Wednesday, August 12, 2009

Personal Economics--Rule VI

Personal Economics--Rule VI
"For we wrestle not against flesh and blood, but against principalities, against powers, against the rules of darkness of this world, against spiritual wickedness in high places."
Rule VI says basically, "Know your enemy and keep your guard up." This rule stems from the work of Ludwig von Mises and Frederick Hayek, but Hayek shared the Nobel Prize for his work in explicating it. In economics it is simply the explanation of what is called the business cycle or boom-bust cycle. Karl Marx had explained it simply as an inherent feature of capitalism. Others had tried to explain it in a more detailed manner, but had failed. For example Stanley Jevons had attempted an explanation that correlated the boom-bust cycle with sunspots. At first glance, this sounds even more mysterious than the Marx it-is-just-an-inexplicable-part-of-capitalism theory. But Jevons theory attempted to make it more rationalistic, because it would tie the boom-bust cycle to a crop productivity cycle.

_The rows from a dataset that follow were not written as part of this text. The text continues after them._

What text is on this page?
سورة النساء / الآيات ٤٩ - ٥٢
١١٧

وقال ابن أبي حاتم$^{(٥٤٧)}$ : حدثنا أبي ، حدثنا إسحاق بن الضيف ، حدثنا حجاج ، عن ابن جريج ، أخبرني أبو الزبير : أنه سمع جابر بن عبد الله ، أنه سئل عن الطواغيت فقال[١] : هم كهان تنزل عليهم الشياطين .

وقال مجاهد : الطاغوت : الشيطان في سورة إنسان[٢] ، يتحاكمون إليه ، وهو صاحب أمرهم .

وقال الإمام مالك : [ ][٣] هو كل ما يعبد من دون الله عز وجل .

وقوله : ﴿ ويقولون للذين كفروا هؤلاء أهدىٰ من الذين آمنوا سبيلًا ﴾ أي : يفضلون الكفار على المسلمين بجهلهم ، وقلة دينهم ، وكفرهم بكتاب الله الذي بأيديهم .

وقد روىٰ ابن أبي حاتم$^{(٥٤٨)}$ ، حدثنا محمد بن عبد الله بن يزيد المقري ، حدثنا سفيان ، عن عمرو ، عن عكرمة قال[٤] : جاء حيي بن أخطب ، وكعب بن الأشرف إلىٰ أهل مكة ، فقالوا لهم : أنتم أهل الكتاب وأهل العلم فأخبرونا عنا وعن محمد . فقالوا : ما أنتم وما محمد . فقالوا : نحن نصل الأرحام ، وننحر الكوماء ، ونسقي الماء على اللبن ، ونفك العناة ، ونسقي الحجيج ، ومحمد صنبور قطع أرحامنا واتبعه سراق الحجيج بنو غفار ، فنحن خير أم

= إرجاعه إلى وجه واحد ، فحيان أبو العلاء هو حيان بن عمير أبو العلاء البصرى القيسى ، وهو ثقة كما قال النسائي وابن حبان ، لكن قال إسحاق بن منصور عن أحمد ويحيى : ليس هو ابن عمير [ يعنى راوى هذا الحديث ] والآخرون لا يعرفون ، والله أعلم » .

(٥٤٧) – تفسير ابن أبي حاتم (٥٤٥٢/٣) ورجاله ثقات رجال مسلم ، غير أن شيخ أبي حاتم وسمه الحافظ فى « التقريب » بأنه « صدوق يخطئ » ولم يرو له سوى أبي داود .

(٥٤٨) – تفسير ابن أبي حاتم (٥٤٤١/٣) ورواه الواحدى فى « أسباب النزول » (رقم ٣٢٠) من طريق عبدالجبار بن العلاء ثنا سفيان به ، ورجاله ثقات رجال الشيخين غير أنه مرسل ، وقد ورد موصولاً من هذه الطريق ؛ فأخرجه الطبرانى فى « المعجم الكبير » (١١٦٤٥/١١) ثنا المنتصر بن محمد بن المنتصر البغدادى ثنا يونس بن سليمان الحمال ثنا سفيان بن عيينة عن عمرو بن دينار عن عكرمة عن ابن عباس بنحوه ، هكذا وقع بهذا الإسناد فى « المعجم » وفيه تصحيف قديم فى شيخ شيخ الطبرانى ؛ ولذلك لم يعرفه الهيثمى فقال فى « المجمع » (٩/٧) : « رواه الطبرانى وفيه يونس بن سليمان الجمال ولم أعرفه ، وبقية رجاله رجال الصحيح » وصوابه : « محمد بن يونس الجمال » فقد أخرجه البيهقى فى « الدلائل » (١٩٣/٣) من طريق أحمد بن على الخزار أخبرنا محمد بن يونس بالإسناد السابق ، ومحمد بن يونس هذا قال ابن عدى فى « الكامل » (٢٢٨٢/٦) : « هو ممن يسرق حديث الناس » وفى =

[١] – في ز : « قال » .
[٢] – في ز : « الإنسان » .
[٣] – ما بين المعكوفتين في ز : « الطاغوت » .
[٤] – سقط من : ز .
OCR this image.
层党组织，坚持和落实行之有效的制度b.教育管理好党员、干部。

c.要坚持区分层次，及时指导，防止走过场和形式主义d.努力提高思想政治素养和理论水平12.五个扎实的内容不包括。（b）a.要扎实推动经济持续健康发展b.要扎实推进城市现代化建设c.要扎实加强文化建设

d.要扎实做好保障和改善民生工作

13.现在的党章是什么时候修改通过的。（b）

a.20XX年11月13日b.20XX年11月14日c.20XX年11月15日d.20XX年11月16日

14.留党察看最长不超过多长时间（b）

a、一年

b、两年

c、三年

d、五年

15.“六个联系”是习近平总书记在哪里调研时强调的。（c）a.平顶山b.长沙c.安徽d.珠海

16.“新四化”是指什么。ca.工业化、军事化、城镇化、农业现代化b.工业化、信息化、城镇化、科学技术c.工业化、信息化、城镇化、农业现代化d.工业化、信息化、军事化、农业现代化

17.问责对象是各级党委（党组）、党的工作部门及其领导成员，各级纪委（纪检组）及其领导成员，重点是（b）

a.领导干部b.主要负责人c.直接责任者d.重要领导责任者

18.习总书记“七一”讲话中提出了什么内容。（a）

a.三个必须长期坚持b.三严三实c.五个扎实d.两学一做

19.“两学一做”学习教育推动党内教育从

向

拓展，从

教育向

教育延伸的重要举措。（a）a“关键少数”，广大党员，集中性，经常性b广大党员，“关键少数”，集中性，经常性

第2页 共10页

What von Mises and Hayek did was to show that the boom-bust cycle in the economy was tied to credit expansion. Banks increase their profits by making more loans and, hence, the temptation is to cut back on their reserves and loan more of their available capital. Of course, if a single bank does this and becomes over-extended, they quickly get into trouble. The problem is self-correcting. The problem only becomes a national one when there is a government controlled central bank, such as the Federal Reserve. Most countries have these. They are able to extend the money supply, i.e. allow all the member banks to expand their credit, thus lowering the interest rate. Unfortunately, this creates an artificial boom. It sends false signals to entrepreneurs who are eager to launch new enterprises, but are restrained from doing so for all but the most promising enterprises by the shortage of available investment capital. When, however, the money supply is expanded, i.e. inflated, the illusion is created that there is plenty of capital for investment in enterprises that earlier seemed unpromising. Unfortunately, all that has been expanded is credit. In an uncorrupt society, capital is available only as people save--hence, leaving vital resources, e.g. capital goods, available entrepreneurs. Thrift is a virtue not only because it allows individuals and families to prepare against a rainy day, but because it permits investment in new tools, equipment and plants and, thereby, increases the value of the labor of the people who have better equipment and tools to work with. Hence, the virtue of thrift increases prosperity.
Credit expansion, i.e. inflating the money supply gives the illusion that society is ‘better off’, i.e. more virtuous, without actually being so. Entrepreneurs feel that there is more capital available but the amount of capital goods remains the same. This becomes clear when it is apparent that many entrepreneurs have invested in enterprises that cannot be sustained. They lay off workers, some even go bankrupt and the economy is said to be in the bust part of its cycle.
If, for example, I, and thousands of others, decide to put off buying a new car, and put the money saved in the bank, then there is not only money available to loan, but there is additional steel so if an entrepreneur decides to build a new factory, the necessary steel is available. If, however, I, and thousands of others, go ahead and buy the new car, and the so-called capital is available only because the money supply has been inflated, there is no additional steel available for the building of the factory and before it can be built, the price of steel rises to the point that the new factory enterprise is clearly not going to be profitable and is abandoned.
The bottom line is that the desire to have "something for nothing", to succeed without effort, to have all the good of virtuous living without any actual virtue, has put pressure on the government to expand the money supply and, hence, create a boom. This undermines the work of entrepreneurs who become bitter because they have been misled, and misinformed. They feel betrayed and turn to political entrepreneurship. People become convinced that only political action is effective and that the only way to succeed is to use the force of law. In economics, credit expansion is analogous to sin--enticing at first, but leaves disaster in its wake.
On a personal level it is a reminder that if life is getting easier, you better be awfully careful that you are not entering an artificial boom made possible by an enemy creating an illusion. Hence, it is always a good idea to "know your enemy and what he is up to."